In this tutorial, we'll discuss one of the foundational algorithms in machine learning: Linear regression. We'll create a model that predicts crop yields for apples and oranges (target variables) by looking at the average temperature, rainfall, and humidity (input variables or features) in a region. Here's the training data:
linear-regression-training-data
In a linear regression model, each target variable is estimated to be a weighted sum of the input variables, offset by some constant, known as a bias :
yield_apple = w11 * temp + w12 * rainfall + w13 * humidity + b1
yield_orange = w21 * temp + w22 * rainfall + w23 * humidity + b2
Visually, it means that the yield of apples is a linear or planar function of temperature, rainfall and humidity
The learning part of linear regression is to figure out a set of weights w11, w12,... w23, b1 & b2 using the training data, to make accurate predictions for new data. The learned weights will be used to predict the yields for apples and oranges in a new region using the average temperature, rainfall, and humidity for that region.

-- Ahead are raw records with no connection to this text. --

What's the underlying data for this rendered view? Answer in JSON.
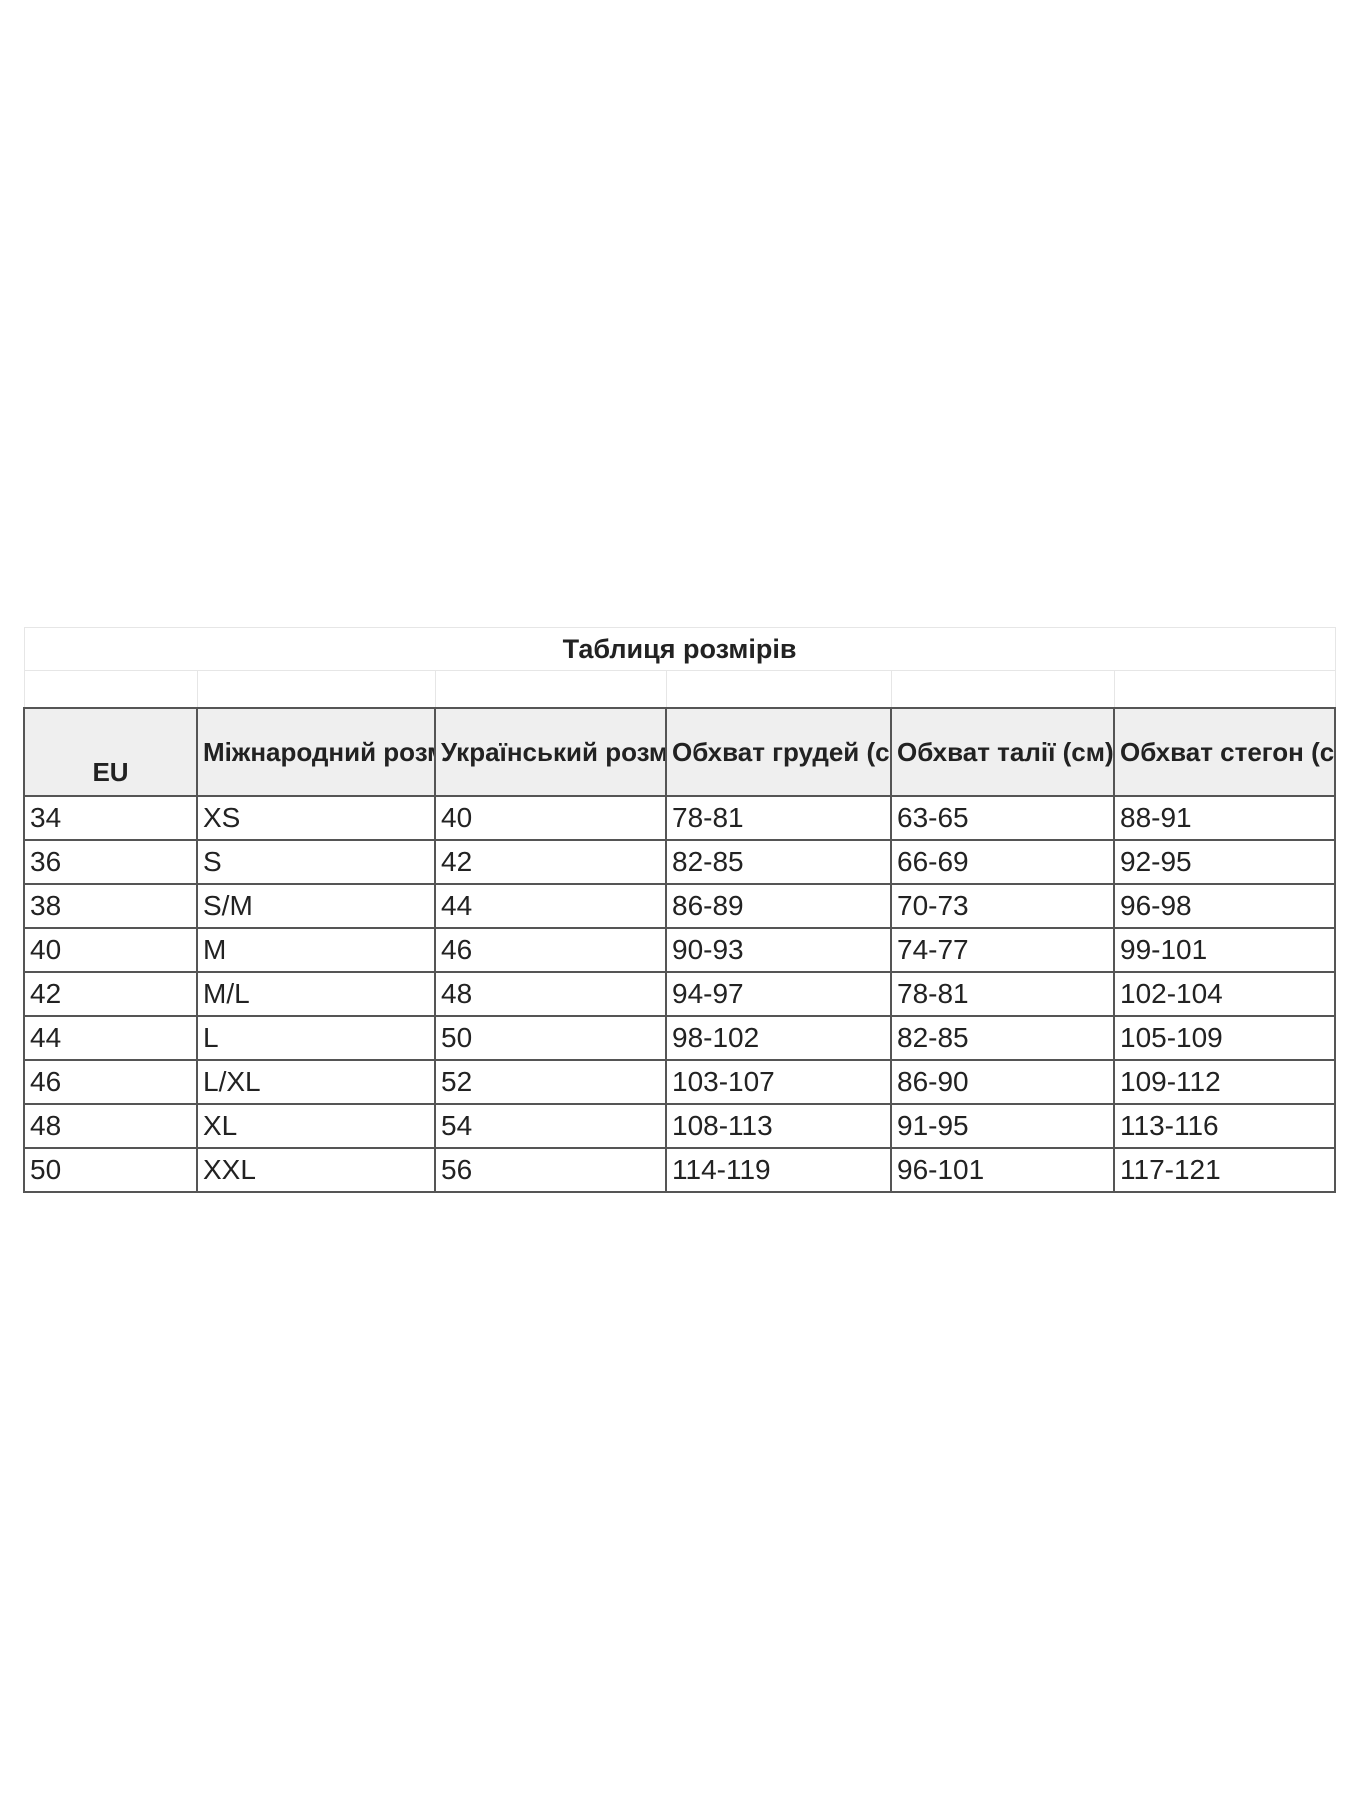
{
  "title": "Таблиця розмірів",
  "headers": [
    "EU",
    "Міжнародний розмір",
    "Український розмір",
    "Обхват грудей (см)",
    "Обхват талії (см)",
    "Обхват стегон (см)"
  ],
  "rows": [
    [
      "34",
      "XS",
      "40",
      "78-81",
      "63-65",
      "88-91"
    ],
    [
      "36",
      "S",
      "42",
      "82-85",
      "66-69",
      "92-95"
    ],
    [
      "38",
      "S/M",
      "44",
      "86-89",
      "70-73",
      "96-98"
    ],
    [
      "40",
      "M",
      "46",
      "90-93",
      "74-77",
      "99-101"
    ],
    [
      "42",
      "M/L",
      "48",
      "94-97",
      "78-81",
      "102-104"
    ],
    [
      "44",
      "L",
      "50",
      "98-102",
      "82-85",
      "105-109"
    ],
    [
      "46",
      "L/XL",
      "52",
      "103-107",
      "86-90",
      "109-112"
    ],
    [
      "48",
      "XL",
      "54",
      "108-113",
      "91-95",
      "113-116"
    ],
    [
      "50",
      "XXL",
      "56",
      "114-119",
      "96-101",
      "117-121"
    ]
  ]
}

We'll train our model by adjusting the weights slightly many times to make better predictions, using an optimization technique called gradient descent. Let's begin by importing Numpy and PyTorch
import numpy as np
import torch
Training data
We can represent the training data using two matrices: inputs and targets, each with one row per observation, and one column per variable
# Input (temp, rainfall, humidity)
inputs = np.array([[73, 67, 43],
[91, 88, 64],
[87, 134, 58],
[102, 43, 37],
[69, 96, 70]], dtype='float32')
# Targets (apples, oranges)
targets = np.array([[56, 70],
[81, 101],
[119, 133],
[22, 37],
[103,119]], dtype='float32')